К тому же, военный всегда был готов поделиться планетарными новостями, ведь орбитальный спутник постоянно сбоил, Терминал тогда не работал на прием, и информации о положении дел на планете, таким образом, было крайне мало. Наместник Олаф Крюгер сначала пытался добиться замены спутника, но выяснилось, что проблема, как обычно, была в непредсказуемости солнца Тихого Омута. Более же дорогостоящее оборудование никто поставлять не собирался. А какой смысл? Местной разумной жизни нет, постоянных жителей чуть больше двухсот тысяч, промышленность отсутствует…

Литвиненко вышел на край испытательной платформы, чтобы понаблюдать за расцветом очередного жаркого дня. Вокруг успела воцариться суета, неизбежно сопровождающая движение дрейфующей громадины станции.

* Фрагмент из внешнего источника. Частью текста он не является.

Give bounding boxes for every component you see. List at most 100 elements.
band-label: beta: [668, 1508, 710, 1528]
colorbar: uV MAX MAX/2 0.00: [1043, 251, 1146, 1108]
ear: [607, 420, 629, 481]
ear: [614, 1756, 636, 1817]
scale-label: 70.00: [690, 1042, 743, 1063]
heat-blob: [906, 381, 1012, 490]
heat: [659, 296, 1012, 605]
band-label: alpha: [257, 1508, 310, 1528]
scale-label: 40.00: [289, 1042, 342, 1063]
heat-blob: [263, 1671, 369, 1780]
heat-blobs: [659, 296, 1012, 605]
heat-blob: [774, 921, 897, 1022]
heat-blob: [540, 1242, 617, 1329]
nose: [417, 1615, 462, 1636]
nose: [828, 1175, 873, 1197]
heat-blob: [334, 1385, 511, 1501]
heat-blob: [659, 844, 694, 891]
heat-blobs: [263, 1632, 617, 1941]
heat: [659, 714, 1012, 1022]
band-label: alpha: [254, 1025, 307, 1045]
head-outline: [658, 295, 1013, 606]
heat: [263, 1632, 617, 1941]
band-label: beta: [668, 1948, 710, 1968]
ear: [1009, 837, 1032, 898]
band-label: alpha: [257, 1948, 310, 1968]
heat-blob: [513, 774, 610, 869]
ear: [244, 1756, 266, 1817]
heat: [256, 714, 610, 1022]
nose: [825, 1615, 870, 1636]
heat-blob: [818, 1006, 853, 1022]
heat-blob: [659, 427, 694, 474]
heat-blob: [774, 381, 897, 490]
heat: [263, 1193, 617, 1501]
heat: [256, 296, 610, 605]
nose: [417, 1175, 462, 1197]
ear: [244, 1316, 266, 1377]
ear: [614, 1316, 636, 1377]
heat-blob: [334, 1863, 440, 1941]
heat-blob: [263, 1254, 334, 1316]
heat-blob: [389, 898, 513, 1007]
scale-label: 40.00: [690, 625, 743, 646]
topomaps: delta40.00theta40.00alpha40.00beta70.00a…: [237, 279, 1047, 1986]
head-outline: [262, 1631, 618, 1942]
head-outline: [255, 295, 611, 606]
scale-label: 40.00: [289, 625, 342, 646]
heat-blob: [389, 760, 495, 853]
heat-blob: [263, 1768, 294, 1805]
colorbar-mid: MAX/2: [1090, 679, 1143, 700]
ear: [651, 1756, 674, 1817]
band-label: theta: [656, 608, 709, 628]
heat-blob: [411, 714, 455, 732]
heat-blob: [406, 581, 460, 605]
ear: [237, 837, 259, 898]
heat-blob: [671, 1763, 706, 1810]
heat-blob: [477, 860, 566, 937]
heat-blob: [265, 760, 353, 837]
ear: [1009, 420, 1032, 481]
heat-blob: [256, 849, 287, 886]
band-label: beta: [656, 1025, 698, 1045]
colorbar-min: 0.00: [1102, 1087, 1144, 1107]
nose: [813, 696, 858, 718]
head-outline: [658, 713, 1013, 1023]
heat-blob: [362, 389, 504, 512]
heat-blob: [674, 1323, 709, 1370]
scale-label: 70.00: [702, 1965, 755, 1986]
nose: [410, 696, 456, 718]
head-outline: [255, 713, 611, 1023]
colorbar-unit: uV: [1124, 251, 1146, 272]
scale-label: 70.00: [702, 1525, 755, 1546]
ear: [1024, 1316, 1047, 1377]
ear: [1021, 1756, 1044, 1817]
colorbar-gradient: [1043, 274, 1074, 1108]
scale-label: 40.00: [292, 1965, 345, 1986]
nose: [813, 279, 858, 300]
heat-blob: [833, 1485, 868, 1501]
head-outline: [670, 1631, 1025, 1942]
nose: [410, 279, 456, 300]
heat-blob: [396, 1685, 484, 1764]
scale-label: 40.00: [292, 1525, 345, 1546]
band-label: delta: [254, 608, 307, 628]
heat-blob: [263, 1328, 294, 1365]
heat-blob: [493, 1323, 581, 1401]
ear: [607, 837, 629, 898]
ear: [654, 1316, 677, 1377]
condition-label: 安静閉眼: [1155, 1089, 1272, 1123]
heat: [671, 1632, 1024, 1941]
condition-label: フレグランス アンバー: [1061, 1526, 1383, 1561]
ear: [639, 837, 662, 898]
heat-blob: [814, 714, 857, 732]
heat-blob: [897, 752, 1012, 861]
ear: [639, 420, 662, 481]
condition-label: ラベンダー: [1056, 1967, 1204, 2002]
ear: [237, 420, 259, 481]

Низко над водой летали комары-альбиносы размером не меньше широко распространенного повсеместно в галактике воробья, и чайки – вполне обычные по всем параметрам – иногда задевали крыльями блестящую водную поверхность и оставляли на ней колышущиеся под сверкающим солнцем круги. Их крики были похожи на низкий плач одинокого пропойцы, тоскующего в своих алкогольных дремах. Размахивая огромными крыльями так, что раздавался оглушительный свист, и, обдавая ветром, над головой Литвиненко пролетел огромный ярко-зеленый орел-амфибия. Только кончики крыльев у него были черные, клюв – белый с красной окантовкой, а лапы поражали своей силой даже на расстоянии. Этот хищник был редок и являлся самой настоящей бедой для всех воздухоплавающих обитателей Тихого Омута. В воде же он чувствовал себя не очень уверенно, но выбор пищи там был намного богаче, что заставляло орла частенько мочить свое великолепное оперение, не имея при этом стопроцентной гарантии успешной охоты.